How you can do it: Map your supply chain from start to finish. To start, look at the costs at each step, fulfillment ratios, and customer-satisfaction numbers. You may have to stand back and work on your business rather than in it to streamline and to exceed expectations.
To do this, you’ll need to understand how suppliers function before ever interacting with your company. While you probably know your first-tier suppliers well, consider your relationship with suppliers on the second or third tier. How critical are they to your supply chain? Where are their factories, and how established are they? Consider what might happen to your business if one of these lower-tier suppliers failed because of a natural disaster, financial collapse or civil unrest. Too often, procurement organizations rely on the unsustainable model of first-tier suppliers managing lower-tier suppliers. For example, 40 percent of businesses buying within the United Kingdom have no information on their second-tier suppliers, according to research from Achilles, a U.K.-based supply chain risk management firm.

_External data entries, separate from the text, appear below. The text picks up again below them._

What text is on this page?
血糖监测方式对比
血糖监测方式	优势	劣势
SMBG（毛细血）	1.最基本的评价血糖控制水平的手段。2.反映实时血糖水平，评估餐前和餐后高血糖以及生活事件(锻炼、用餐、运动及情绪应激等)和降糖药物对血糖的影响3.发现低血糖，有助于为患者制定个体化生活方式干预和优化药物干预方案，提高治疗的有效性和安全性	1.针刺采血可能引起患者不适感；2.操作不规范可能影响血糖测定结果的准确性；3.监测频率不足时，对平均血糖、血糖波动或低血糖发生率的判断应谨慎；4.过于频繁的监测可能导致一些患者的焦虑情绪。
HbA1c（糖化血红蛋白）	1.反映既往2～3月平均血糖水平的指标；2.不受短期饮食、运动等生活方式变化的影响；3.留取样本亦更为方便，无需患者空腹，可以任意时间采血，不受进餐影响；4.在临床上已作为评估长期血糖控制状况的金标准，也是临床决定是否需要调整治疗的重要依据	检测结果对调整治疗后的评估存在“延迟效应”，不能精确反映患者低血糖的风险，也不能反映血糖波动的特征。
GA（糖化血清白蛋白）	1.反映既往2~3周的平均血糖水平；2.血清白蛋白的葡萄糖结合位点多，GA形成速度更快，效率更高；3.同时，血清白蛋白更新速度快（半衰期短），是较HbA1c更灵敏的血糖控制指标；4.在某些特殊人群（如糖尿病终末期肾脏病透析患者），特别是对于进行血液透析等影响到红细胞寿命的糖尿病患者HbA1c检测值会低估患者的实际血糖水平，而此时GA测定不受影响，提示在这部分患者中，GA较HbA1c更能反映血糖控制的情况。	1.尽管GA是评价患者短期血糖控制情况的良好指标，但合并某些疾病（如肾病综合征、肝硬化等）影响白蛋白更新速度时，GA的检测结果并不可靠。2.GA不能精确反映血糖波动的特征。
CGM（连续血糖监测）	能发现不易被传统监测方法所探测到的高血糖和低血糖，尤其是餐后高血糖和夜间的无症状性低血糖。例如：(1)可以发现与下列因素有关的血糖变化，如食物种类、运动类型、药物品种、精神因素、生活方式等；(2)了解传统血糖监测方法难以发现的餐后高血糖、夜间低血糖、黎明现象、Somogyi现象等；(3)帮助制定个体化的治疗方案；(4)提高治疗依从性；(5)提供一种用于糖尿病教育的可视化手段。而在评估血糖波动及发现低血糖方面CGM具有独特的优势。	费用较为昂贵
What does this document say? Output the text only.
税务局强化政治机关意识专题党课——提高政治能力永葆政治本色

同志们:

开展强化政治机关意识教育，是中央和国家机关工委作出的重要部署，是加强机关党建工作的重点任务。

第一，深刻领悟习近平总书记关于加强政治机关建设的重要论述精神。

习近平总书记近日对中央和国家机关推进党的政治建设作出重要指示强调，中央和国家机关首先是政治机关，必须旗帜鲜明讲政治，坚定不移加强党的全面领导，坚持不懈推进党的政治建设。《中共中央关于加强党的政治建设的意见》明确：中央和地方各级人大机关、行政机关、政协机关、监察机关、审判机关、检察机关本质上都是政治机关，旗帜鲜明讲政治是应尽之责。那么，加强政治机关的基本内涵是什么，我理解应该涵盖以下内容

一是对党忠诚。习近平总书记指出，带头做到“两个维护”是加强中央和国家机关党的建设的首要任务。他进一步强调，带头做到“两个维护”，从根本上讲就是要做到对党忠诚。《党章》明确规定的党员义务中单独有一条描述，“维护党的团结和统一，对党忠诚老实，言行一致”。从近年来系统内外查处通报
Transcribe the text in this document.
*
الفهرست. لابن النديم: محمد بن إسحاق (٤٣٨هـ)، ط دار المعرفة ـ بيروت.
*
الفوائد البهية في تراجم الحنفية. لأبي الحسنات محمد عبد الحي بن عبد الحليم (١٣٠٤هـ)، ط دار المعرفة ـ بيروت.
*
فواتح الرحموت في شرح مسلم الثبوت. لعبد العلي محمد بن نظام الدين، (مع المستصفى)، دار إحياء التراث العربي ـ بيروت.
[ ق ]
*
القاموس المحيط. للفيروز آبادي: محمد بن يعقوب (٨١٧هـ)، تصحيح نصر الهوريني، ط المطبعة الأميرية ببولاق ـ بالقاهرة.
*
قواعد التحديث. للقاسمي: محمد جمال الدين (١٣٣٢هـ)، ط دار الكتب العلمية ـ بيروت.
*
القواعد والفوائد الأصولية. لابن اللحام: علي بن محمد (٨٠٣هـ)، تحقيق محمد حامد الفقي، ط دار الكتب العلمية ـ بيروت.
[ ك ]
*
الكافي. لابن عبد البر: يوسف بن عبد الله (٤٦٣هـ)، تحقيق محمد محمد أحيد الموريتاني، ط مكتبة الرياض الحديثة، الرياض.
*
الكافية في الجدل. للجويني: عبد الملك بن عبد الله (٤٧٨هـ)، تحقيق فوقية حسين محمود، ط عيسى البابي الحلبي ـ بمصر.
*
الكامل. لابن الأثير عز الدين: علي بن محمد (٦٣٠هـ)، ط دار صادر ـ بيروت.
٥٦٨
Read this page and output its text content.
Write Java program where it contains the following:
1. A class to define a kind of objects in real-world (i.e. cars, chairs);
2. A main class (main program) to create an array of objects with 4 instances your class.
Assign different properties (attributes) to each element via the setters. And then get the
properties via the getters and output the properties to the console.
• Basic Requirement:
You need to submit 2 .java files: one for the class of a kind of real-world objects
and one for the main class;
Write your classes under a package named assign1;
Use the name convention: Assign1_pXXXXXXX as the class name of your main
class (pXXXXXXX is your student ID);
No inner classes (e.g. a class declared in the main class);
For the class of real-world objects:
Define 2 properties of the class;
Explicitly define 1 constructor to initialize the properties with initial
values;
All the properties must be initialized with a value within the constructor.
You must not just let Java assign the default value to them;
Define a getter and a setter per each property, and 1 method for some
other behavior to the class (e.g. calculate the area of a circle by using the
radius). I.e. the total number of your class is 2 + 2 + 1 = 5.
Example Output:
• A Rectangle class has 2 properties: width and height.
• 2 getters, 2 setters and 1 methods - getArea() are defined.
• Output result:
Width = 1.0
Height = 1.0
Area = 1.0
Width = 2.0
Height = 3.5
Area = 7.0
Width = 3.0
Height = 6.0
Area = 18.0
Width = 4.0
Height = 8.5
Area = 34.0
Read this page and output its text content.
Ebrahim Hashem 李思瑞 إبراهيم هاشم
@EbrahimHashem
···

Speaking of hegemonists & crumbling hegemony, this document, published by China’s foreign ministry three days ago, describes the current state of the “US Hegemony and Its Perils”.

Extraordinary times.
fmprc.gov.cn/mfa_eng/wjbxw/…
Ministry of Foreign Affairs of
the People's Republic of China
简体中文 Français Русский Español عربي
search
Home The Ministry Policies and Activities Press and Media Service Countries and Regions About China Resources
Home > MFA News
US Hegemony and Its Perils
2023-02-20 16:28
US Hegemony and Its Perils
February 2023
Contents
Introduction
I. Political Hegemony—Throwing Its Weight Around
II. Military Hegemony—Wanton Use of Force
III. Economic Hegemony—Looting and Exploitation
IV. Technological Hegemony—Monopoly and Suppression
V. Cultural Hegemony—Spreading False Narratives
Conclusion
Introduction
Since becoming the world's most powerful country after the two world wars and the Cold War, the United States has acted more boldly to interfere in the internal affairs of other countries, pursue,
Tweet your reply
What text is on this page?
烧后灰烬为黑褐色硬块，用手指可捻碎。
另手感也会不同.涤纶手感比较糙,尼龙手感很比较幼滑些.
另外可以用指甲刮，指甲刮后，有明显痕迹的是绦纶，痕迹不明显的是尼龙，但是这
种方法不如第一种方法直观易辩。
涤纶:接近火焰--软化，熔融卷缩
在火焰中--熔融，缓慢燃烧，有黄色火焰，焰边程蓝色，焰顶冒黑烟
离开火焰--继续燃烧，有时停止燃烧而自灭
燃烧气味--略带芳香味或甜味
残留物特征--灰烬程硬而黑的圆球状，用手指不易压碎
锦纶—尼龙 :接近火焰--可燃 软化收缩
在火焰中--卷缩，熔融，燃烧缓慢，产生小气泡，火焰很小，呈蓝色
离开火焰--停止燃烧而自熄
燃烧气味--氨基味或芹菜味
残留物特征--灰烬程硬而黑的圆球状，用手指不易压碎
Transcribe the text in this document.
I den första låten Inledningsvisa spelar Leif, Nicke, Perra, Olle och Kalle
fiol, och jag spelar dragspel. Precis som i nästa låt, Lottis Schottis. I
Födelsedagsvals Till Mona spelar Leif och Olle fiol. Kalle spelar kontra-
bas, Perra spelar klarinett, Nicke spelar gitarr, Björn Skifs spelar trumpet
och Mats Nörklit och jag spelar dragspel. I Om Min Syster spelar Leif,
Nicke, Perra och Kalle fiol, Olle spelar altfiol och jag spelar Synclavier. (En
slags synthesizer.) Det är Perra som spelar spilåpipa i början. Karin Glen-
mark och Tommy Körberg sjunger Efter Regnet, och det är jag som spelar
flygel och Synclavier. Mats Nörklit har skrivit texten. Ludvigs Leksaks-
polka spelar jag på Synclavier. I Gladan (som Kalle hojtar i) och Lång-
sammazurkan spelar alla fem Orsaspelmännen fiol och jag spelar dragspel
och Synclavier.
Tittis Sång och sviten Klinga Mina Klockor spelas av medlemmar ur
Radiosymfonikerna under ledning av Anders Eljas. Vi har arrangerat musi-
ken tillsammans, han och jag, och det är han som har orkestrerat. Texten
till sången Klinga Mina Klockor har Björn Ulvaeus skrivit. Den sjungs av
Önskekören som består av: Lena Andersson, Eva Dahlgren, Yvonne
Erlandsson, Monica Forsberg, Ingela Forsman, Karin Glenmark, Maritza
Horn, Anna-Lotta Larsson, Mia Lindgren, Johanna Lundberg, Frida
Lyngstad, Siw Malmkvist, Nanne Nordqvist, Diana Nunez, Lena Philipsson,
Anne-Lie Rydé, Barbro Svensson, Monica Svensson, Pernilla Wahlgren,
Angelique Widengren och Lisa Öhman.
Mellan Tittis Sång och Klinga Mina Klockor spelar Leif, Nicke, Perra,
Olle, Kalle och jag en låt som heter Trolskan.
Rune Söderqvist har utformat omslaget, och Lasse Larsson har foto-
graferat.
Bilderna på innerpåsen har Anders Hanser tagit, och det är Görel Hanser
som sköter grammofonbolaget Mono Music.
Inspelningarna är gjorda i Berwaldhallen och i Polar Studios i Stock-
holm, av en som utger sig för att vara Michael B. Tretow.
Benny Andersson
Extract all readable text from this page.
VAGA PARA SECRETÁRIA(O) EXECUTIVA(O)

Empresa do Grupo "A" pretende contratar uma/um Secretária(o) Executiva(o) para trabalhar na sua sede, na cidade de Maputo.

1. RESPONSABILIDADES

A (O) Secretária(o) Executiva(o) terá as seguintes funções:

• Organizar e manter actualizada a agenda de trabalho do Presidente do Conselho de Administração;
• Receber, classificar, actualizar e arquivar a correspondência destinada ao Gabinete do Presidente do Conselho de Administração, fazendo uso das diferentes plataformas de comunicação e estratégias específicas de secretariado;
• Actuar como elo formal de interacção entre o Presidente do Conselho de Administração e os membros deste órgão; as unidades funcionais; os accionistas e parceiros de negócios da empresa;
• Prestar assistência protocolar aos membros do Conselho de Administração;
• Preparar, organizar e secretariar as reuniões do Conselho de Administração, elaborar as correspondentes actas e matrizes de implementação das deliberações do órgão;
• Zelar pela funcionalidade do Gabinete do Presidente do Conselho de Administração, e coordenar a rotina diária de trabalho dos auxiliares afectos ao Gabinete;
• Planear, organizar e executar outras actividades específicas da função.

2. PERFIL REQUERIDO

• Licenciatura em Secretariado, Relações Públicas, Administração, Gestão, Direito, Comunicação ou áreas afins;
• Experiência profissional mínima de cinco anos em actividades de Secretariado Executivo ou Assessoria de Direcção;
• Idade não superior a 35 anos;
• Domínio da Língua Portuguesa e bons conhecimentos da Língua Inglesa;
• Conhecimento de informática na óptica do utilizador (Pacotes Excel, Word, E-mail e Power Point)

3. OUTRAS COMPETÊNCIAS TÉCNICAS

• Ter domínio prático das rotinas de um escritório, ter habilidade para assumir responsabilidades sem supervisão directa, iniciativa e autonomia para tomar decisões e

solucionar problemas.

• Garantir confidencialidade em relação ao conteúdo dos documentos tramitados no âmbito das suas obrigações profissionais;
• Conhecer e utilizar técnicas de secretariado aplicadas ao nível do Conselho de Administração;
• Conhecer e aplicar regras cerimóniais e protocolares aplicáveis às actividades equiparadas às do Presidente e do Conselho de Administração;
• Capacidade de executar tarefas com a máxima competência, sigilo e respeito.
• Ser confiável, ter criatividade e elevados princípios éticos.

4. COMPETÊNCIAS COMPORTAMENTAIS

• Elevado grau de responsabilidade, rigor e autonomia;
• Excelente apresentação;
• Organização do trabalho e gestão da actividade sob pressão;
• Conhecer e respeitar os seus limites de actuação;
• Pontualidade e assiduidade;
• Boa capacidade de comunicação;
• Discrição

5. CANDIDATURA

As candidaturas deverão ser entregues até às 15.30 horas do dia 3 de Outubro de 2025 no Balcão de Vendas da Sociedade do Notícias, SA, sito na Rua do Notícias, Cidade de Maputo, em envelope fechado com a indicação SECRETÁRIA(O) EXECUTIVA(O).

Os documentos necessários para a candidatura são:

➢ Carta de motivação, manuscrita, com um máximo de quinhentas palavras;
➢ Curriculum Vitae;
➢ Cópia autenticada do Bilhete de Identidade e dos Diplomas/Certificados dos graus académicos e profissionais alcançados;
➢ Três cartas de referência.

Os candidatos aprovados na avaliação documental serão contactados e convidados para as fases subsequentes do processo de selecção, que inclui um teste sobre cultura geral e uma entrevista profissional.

Map your supply chain using a database for information storage. Seek to give customers peace of mind by enabling them to request information about everyone involved in their supply chains. Think of this as a system of cascades: When the buyer makes a purchase, your organization sends a request to your first-tier supplier, who sends a request to the second-tier supplier, and so forth.
Build your database gradually by requesting that companies send information up the chain. This enables your business to identify risk-prone supply chains, address bottlenecks and avoid relying on companies with long lead times or unethical business practices. Work beyond your business by collaborating with suppliers: By helping you map your supply chain, they can also map their own supply chains with this information. Collaboration can reduce the cost and time expenses associated with supply chain mapping.